From an analog to a digital age
In commercial and industrial lighting system, 0-10V DC can control dimmable ballasts and drivers. While 0-10V is a simple control system to understand and implement as it requires only one pair of wires per light, an advanced system could easily have hundreds of lights and zones, that is hundreds of wires. The main challenge is managing the cables and connectors that are required and the associated high costs. In addition, an external lighting relay is often required to switch off 0-10V ballasts. Unfortunately, analog cabling systems remain extremely difficult to modify in the use of lighting control zones.
In response of the advancement of technology and the increasing demand for a fully addressable building system, the international standard of lighting control, DALI or Digital Addressable Lighting Interface, was developed to address the drawbacks of older analog DC voltage controls. DALI protocol provides a single interface for all electronic control gear (light sources) and electronic control devices (lighting controllers). It has a network of up to 64 DALI light sources which includes ballasts, drivers, relays, emergency lighting, etc. DALI lights are controlled by commands that can be sent to individual light, to group of lights or broadcast to all lights on the line.
Advantages of the DALI protocol
A flexible management of lighting
DALI (Digital Addressable Lighting Interface) is an open protocol that is supported by different electronic ballast and drivers manufacturers. It was originally developed to enable digital control, configuration and querying of fluorescent ballasts, replacing the simple, one-way, broadcast-like operation of 0/1-10V analog control. DALI protocol allows to manage and to digitally control a lighting installation via a two-wire communication bus commonly referred to as a “DALI channel”. The digital nature of DALI allows bidirectional communication between devices so that a device can report a failure, or answer a query about its status or other information.

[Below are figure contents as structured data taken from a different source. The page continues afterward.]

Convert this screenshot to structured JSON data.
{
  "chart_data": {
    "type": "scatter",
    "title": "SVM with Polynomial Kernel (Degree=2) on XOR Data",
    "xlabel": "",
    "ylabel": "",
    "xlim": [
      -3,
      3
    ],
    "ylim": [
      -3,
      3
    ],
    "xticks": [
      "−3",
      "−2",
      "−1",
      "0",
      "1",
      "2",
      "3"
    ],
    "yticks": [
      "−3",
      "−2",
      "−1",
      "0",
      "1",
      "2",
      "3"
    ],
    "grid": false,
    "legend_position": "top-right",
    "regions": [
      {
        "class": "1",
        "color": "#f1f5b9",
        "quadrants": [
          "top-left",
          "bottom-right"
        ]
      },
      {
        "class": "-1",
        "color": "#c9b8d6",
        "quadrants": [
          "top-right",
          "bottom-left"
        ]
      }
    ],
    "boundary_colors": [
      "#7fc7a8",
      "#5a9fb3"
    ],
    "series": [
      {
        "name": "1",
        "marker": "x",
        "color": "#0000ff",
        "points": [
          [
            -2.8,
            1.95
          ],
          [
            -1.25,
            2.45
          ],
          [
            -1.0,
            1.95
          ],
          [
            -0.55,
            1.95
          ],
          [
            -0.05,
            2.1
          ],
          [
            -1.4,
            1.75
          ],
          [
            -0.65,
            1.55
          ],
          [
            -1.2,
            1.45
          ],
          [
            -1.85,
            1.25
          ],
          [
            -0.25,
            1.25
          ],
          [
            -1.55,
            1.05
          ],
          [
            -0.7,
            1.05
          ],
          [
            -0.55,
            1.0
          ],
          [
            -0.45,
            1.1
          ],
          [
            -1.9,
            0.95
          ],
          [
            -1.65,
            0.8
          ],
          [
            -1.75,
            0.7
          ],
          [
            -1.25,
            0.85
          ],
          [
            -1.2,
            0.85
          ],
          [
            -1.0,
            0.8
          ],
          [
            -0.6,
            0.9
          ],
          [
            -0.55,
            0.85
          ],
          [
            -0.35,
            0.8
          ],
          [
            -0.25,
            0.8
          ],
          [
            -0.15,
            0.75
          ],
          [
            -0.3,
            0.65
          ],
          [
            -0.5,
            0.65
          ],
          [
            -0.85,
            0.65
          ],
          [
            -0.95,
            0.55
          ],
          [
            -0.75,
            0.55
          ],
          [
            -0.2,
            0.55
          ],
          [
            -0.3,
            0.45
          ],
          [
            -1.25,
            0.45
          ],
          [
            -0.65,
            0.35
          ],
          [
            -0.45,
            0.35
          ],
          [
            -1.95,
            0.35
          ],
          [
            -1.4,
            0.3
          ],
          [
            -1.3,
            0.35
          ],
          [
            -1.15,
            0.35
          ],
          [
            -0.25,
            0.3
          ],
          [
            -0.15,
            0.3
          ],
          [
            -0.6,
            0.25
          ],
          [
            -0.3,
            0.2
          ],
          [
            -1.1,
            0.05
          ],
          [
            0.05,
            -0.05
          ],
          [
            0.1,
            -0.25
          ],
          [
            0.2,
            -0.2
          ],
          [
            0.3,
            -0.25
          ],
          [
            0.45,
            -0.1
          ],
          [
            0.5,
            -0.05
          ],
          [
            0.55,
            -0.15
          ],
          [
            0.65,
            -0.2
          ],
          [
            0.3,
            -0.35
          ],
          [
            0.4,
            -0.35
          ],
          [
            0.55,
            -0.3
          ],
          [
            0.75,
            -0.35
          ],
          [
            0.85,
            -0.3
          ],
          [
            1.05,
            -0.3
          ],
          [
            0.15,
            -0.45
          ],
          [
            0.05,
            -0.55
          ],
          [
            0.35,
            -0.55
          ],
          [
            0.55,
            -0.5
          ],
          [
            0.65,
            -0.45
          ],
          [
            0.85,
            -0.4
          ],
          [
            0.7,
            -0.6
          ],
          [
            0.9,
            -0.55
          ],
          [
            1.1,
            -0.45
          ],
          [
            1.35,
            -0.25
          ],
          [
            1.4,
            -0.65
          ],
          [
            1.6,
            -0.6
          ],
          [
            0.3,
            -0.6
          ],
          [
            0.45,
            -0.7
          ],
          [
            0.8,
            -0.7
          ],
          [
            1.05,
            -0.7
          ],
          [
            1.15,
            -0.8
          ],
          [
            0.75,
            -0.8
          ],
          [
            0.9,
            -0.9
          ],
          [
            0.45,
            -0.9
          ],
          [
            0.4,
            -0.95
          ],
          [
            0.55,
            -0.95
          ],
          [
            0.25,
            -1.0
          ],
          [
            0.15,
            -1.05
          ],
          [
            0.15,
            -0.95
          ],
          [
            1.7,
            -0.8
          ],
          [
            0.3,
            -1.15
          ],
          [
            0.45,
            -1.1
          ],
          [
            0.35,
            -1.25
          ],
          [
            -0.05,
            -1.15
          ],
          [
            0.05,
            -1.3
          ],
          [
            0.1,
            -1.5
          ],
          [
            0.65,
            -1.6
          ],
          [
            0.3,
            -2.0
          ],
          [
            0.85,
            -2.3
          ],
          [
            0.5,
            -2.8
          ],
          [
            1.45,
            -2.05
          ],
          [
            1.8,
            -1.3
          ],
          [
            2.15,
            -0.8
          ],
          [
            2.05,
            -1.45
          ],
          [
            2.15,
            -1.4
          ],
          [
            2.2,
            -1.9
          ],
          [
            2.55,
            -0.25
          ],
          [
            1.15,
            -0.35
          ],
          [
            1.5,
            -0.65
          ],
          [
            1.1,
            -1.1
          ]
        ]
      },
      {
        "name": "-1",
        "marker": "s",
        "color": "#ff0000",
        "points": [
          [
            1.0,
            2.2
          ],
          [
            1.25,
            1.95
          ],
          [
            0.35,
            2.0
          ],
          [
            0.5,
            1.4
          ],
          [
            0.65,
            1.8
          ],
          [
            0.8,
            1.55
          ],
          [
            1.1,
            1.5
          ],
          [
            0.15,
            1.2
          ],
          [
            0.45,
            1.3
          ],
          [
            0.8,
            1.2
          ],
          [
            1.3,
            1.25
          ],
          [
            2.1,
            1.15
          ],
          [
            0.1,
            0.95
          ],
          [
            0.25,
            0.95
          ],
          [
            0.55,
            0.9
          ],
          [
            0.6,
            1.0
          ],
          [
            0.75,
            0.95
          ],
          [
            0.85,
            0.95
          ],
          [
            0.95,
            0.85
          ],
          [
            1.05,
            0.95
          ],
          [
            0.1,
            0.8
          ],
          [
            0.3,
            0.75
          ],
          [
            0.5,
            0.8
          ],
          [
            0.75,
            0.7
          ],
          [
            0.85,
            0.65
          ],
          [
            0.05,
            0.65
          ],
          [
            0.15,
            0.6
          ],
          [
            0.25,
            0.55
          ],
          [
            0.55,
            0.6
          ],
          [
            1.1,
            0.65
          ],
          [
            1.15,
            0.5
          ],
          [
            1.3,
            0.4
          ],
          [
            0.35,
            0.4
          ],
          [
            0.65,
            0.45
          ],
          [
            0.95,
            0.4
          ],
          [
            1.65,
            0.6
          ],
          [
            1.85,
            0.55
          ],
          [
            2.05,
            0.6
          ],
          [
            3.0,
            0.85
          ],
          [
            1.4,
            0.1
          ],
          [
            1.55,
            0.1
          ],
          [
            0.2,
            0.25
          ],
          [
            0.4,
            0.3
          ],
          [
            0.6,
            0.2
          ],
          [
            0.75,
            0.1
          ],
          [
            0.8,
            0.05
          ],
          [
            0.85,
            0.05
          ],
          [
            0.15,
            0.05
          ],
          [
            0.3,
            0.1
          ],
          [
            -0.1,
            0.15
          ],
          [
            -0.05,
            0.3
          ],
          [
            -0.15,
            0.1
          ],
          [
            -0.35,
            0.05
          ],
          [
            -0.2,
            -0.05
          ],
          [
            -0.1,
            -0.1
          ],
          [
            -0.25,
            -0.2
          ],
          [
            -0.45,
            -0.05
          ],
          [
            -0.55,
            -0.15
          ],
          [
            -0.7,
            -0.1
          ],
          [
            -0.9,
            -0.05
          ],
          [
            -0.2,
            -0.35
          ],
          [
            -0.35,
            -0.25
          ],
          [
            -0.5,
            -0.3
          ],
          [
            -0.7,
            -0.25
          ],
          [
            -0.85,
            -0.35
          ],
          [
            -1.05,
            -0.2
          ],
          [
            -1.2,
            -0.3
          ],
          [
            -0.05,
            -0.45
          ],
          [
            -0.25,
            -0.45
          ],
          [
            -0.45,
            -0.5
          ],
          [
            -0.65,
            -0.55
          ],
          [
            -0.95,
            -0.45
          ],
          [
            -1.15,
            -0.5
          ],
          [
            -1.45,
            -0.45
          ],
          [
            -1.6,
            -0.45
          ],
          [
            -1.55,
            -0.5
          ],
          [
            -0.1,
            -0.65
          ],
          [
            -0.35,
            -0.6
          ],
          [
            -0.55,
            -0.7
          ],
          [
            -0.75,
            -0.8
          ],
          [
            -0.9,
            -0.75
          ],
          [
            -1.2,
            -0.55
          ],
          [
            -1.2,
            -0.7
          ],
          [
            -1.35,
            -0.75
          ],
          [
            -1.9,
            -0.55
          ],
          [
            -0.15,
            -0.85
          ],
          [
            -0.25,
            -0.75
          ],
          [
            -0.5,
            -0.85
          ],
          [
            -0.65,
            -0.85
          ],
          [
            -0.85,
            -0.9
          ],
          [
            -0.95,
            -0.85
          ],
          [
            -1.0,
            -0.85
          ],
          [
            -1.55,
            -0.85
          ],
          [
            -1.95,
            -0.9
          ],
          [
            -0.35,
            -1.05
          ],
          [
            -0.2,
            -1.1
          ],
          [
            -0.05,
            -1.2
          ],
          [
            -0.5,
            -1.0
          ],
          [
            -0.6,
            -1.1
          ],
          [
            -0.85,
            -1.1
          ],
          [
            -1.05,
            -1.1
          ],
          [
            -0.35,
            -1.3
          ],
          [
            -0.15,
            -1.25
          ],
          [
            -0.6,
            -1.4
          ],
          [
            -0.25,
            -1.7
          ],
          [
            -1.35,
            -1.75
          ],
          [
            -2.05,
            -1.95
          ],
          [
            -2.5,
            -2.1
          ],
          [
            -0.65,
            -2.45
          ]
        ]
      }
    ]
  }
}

Furthermore, the DALI devices can be programmed to operate in groups, which provides considerable flexibility since the lighting systems can be reconfigured by software programming, without the need to change the wiring. Indeed, this protocol allows the simplicity of programming and eases its modification without having to physically intervene on the installation.
Simplicity and cost reduction
DALI also provides communication and a simplified installation that offers a maximum of commands, which eases the cabling and reduces the cost of installation. In addition, more importantly, the open standard allows the interchangeability of DALI drivers and devices from different manufacturers. Furthermore, many accessories such as sensors, switches, are powered by the DALI channel. They do not have to be powered by external power supplies, which eases their installation. Moreover, energy costs are reduced by the use of daylight management and by standard controls such as occupancy sensor and light sensor.
One can say that the DALI protocol is a real revolution in building automation field. Direct digital control and programming of the lighting system help to ease its integration in a complete building automation system, that use other protocols such as BACnet. In recent years important improvements had been brought to the DALI protocol and led to a new generation, internationally called DALI 2.